La ripartenza dell’Italia dopo la pandemia di covid trova solide basi, ora che il Pnrr (Piano Nazionale di Ripresa e Resilienza) ha ricevuto l’approvazione della Commissione Europea. In un incontro organizzato a Cinecittà, ieri Ursula Von Der Leyen ha consegnato a Mario Draghi il documento di approvazione, in cui si legge che il piano di finanziamenti e agevolazioni, presentato lo scorso aprile, “rappresenta una risposta completa e bilanciata alla situazione economica e sociale dell'Italia, contribuendo in modo appropriato a tutti e sei i pilastri del regolamento Recovery”.

A detta della Commissione Europea, le raccomandazioni Ue sull’utilizzo delle risorse sono state seguite “in modo efficace” dal Pnrr, che tra le altre cose “contribuisce a correggere gli squilibri, incluso l'alto debito e la debole produttività, in un contesto di alta disoccupazione e elevati crediti deteriorati”. 

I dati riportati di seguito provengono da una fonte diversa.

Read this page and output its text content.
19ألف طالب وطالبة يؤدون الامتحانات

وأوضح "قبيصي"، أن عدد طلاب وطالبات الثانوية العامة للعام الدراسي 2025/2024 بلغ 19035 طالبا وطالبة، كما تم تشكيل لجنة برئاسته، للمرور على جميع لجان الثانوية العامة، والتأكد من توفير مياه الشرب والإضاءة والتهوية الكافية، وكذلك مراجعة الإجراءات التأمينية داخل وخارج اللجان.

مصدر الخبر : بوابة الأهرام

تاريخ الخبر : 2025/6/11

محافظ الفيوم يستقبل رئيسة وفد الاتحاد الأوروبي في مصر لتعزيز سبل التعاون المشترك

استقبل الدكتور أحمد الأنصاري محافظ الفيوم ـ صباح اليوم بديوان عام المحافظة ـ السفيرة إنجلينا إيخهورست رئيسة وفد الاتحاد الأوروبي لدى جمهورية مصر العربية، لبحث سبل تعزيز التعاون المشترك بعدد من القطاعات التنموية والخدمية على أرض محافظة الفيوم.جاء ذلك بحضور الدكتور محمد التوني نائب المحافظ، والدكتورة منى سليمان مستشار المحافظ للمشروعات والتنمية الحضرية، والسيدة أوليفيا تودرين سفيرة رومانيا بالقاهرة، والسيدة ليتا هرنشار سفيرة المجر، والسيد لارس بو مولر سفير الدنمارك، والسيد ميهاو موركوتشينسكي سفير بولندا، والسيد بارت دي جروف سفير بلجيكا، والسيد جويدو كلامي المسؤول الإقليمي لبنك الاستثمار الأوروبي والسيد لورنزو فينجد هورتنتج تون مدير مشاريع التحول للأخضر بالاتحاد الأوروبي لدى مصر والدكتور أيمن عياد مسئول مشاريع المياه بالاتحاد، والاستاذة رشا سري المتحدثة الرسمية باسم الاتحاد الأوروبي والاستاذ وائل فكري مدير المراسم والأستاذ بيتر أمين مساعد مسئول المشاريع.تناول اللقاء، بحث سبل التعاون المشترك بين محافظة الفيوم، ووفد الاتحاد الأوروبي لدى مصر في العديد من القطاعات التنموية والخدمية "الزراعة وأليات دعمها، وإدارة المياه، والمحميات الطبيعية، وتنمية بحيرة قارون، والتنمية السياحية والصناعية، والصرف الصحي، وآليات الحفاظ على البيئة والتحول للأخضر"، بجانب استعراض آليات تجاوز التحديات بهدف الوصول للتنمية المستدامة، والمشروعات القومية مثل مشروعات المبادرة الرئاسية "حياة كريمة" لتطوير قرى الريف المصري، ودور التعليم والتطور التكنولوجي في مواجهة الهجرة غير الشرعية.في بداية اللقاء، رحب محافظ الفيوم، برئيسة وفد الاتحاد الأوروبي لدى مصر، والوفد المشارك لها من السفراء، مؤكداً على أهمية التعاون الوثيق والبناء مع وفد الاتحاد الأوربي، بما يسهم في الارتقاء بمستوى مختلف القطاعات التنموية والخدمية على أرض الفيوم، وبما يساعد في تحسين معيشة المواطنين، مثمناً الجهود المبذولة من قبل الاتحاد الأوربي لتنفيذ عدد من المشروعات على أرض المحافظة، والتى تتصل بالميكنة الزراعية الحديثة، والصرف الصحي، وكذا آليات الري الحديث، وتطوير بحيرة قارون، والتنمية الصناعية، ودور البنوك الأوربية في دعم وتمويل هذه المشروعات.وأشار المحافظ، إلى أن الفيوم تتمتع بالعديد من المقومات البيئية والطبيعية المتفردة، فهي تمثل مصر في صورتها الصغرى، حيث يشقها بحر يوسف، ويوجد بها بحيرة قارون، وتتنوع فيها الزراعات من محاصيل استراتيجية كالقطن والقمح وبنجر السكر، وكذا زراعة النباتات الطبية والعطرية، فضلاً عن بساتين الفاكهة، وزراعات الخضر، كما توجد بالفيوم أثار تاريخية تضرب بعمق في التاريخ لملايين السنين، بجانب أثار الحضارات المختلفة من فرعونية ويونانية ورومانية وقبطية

Dunque da qui al 2026 all’Italia arriveranno complessivamente, tra sovvenzioni e prestiti, 191,5 miliardi di euro del Recovery Fund europeo, con una prima tranche da 24,9 miliardi di euro già erogata entro il mese di luglio di quest’anno. Risorse che saranno destinate a raggiungere obiettivi di trasformazione digitale (di aziende, Pubblica Amministrazione, territorio), di transizione ecologica, di sostegno all’occupazione e di ripresa economica (agevolazioni alla imprese, abbattimento dell’evasione fiscale). 

Nel Pnrr sono contenute 190 misure, suddivise tra investimenti (132) e riforme (58). Per quanto riguarda l’accelerazione digitale, alcune tra le misure più importanti sono quelle contenute nel Decreto Semplificazioni varato a inizio mese, che promuove la digitalizzazione dei servizi della Pubblica Amministrazione e lo snellimento della burocrazia, oltre a velocizzare le procedure di autorizzazione per la banda ultralarga.

Ora il Consiglio Europeo ha quattro settimane di tempo per dare, a sua volta, il semaforo verde al Pnrr e sbloccare l’erogazione dei primi fondi. “È l'inizio di un'attuazione che sarà dura, dovremo lavorare in modo duro e la commissione sarà accanto a voi passo passo”, ha dichiarato Von Der Leyen. “Un’Italia più forte rende l'Europa più forte".